Anna Collard, SVP, content strategy and CISO advisor at KnowBe4
Most clubs rely on volunteers using personal laptops, shared passwords and unsecured WiFi, says iTOO. Websites and plugins are often outdated, backups inconsistent and POPIA compliance uneven. Human error – responsible for 95% of global breaches – is amplified when volunteers juggle multiple responsibilities.
Watson advises organisations to: centralise member data on secure cloud platforms; enable multi-factor authentication; train volunteers to spot phishing and verify banking details; maintain regular backups; use secure payment processes; and consider cyber insurance.
Under POPIA, organisations face fines of up to R10 million and must notify every affected individual after a data breach. “For a club with a few hundred members, notification alone can exceed R1 million. Cyber insurance provides expert incident response, legal support and financial protection,” says Watson.

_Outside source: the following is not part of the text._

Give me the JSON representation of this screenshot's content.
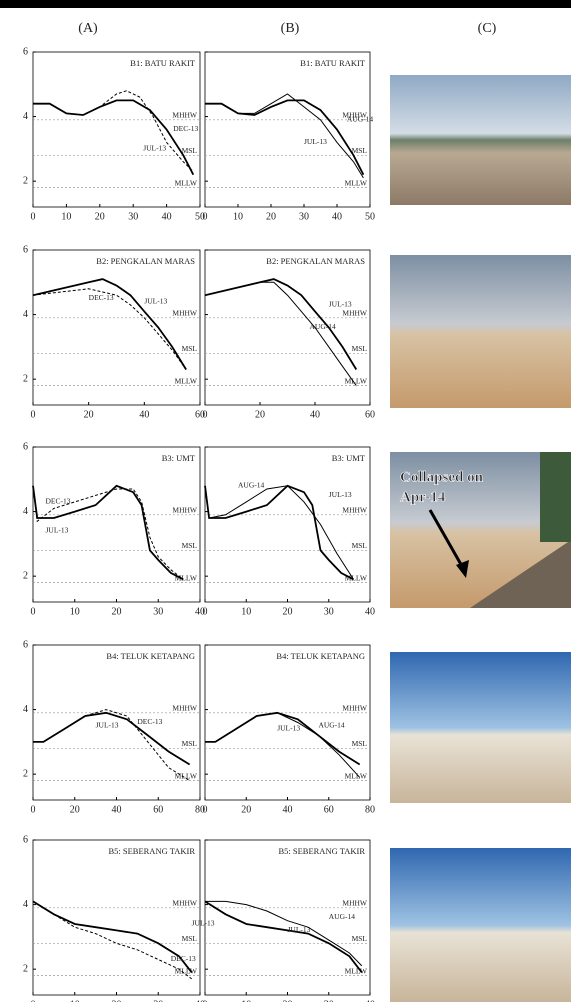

“When something feels urgent, unusual or too good to be true, pause. Most cyber incidents begin with a moment of pressure or convenience. A single click or rushed payment can trigger months of damage. Cyber criminals rely on speed; clubs can protect themselves by slowing down.”
Soft target
Anna Collard, SVP of content strategy and CISO advisor at KnowBe4, says sport is driven by human emotion and behaviour, which criminals exploit.
“Sporting bodies sit on a deep pool of data and their defences often lag. But the more interesting story is behavioural: sport runs on precisely the emotions social engineers exploit – passion, urgency, loyalty and trust. A fan chasing final-match tickets, an official rushing a transfer payment, a volunteer treasurer working off a personal laptop after hours – these are moments of heightened emotion and time pressure, which is exactly when human judgment degrades and people click. That’s why the dominant threats here aren’t exotic.”
She adds that BEC remains the single biggest global risk to sports organisations. In one documented case, an English Premier League club was spear-phished during a £1 million transfer negotiation.
“What we’re seeing now is volume plus legitimacy: recent threat data shows sports organisations receive materially more phishing than other sectors, much of it passing standard authentication because attackers abuse trusted platforms rather than spoofing domains. For South Africa, the risk is amplified. Most of our clubs and federations are under-resourced and volunteer-run, while attackers increasingly run automated, opportunistic sweeps. If a club holds data, it’s a target, whether or not anyone chose to target it. An uncomfortable truth is that sport has professionalised commercially and digitally far faster than it has secured itself.”
Lionel Dartnall, country manager for SADC at Check Point Software Technologies, says trust and close relationships within sporting communities are also a prime vulnerability. “Cyber criminals exploit these trusted relationships through impersonation and social engineering. For instance, an e-mail from a 'club chairperson', an urgent payment request via WhatsApp from a 'coach' or a fake tournament link shared in a group chat is often accepted without the scrutiny typical of a corporate environment.”
He urges organisations to foster a culture where verification is seen as good governance, not mistrust. “By combining cyber-aware people, robust governance, secure identities, protected e-mail, resilient technology and a culture of verification, South African sports organisations can dramatically reduce their exposure to scams and cyber attacks while preserving the trust that defines them.”